Persistent speculation about early elections is rattling Greece’s political landscape, despite firm denials from Prime Minister Kyriakos Mitsotakis and his administration.
Mitsotakis has told allies that early elections are off the table — privately refusing to entertain the idea even as a hypothetical, and dismissing the talk as “election chatter.” His reasoning: steering the country into electoral uncertainty now would be damaging. Government spokesperson Pavlos Marinakis has reinforced that message publicly, insisting at every briefing that elections remain on track for next spring.
A growing list of political headwinds
Yet a cocktail of political and economic pressures is giving the speculation legs.
The most combustible element is the expected findings from an investigation into the OPEKEPE agricultural subsidies scandal, which could implicate political figures.

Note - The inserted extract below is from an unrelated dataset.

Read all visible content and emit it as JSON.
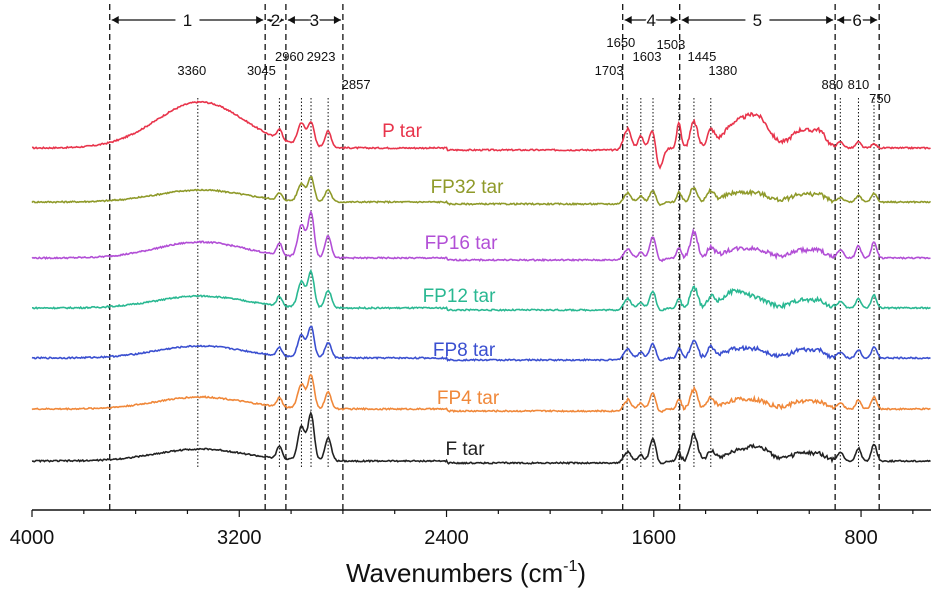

The wiretapping scandal still unresolved adds another layer of exposure.
Then there’s the economy. The conflict in the Middle East, now stretching into its fourth week, has sent prices surging, and the government has found no effective way to contain them.

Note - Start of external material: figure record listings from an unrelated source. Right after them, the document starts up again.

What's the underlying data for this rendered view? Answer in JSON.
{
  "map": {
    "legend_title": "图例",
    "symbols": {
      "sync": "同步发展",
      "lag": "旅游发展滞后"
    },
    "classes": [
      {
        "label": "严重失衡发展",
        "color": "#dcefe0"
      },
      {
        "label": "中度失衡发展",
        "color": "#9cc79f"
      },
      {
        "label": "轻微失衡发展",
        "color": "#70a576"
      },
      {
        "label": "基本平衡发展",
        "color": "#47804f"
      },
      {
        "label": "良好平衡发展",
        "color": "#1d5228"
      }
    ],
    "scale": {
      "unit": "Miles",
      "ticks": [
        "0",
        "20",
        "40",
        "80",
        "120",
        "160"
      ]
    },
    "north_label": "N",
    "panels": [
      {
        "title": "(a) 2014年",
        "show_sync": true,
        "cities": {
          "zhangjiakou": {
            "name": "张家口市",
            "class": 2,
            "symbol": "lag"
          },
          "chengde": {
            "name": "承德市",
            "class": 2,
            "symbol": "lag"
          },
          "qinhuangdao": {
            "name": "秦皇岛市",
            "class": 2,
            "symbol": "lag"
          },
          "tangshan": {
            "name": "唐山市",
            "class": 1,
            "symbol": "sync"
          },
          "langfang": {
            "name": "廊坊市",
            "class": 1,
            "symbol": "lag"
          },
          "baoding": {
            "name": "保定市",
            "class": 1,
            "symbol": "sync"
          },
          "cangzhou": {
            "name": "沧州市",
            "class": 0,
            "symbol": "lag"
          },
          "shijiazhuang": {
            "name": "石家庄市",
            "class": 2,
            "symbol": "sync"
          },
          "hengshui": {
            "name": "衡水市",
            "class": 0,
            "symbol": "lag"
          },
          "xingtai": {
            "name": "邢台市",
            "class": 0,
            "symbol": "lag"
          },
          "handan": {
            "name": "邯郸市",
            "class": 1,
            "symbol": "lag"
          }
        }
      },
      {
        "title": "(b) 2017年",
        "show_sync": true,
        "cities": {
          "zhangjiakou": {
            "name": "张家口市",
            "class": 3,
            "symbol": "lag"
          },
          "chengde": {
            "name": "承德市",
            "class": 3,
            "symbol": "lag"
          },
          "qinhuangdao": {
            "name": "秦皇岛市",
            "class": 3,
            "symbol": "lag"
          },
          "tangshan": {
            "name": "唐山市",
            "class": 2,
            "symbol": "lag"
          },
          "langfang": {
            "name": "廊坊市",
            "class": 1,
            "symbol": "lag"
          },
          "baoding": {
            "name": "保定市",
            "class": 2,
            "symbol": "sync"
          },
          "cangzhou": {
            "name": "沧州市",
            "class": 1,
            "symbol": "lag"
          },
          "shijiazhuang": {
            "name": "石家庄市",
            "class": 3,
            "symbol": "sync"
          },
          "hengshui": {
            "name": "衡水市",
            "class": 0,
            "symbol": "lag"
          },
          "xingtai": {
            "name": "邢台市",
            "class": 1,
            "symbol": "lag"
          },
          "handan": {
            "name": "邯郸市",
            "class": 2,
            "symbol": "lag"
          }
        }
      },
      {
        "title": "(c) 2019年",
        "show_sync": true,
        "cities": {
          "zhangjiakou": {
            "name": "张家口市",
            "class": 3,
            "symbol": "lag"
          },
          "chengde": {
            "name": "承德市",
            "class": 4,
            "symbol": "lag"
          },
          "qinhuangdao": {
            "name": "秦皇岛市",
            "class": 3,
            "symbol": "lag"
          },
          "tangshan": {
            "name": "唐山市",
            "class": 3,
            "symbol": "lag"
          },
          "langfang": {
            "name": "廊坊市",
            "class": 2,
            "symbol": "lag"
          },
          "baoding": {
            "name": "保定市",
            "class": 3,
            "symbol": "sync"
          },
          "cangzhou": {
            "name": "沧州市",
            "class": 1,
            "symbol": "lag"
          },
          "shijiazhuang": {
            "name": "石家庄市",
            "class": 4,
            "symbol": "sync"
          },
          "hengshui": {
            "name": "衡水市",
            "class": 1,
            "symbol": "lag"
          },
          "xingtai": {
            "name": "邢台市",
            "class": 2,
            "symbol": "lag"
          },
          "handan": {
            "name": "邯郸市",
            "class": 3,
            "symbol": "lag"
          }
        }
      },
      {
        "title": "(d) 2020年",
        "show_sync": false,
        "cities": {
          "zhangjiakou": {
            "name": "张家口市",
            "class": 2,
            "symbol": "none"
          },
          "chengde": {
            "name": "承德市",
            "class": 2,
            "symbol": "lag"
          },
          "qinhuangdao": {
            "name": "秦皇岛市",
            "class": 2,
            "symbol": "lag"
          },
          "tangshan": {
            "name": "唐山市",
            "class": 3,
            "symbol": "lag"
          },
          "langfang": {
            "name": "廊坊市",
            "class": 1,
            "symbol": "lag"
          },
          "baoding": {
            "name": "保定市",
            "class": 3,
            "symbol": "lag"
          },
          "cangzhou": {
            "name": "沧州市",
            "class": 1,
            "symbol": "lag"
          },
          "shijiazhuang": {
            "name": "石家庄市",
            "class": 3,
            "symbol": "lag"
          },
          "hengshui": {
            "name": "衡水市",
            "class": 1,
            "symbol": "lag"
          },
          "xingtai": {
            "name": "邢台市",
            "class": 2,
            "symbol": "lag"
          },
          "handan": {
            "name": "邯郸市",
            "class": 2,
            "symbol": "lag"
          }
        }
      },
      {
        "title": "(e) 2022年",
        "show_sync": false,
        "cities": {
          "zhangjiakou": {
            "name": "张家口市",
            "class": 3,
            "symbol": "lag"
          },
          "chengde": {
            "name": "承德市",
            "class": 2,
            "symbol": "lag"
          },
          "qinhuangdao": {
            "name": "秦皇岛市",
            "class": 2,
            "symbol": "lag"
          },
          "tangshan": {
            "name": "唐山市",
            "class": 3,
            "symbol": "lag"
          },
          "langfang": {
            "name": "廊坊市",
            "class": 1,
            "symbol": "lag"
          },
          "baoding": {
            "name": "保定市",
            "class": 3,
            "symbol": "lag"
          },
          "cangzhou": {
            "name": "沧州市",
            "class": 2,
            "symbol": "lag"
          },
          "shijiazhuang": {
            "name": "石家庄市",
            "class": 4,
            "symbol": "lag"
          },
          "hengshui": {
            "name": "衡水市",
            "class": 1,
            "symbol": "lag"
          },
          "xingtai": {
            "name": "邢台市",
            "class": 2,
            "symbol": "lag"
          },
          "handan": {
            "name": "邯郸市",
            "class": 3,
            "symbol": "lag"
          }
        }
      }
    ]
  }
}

Greece’s tourism industry,the country’s biggest economic engine, is deeply uneasy about the coming season. The fear isn’t that something will happen in Greece, but that global instability is freezing bookings across the board.
Timing speculation: Summer or Thessaloniki?
Supporters of early elections are pointing to all of the above and floating a window: sometime over the summer, or in the fall around the Thessaloniki International Fair, where Greek leaders traditionally set out their economic agenda. But even they admit the math doesn’t fully add up. Nobody knows what the landscape looks like in a month, let alone in September.
Further escalation of the war would almost certainly rule out any election timing. But some inside New Democracy are quietly voicing a different fear: that the accumulation of crises — the ones the government caused and the ones it simply inherited — could harden into a general verdict against it. A slow-building “plague on all your houses” sentiment that no denial, however firm, can outrun.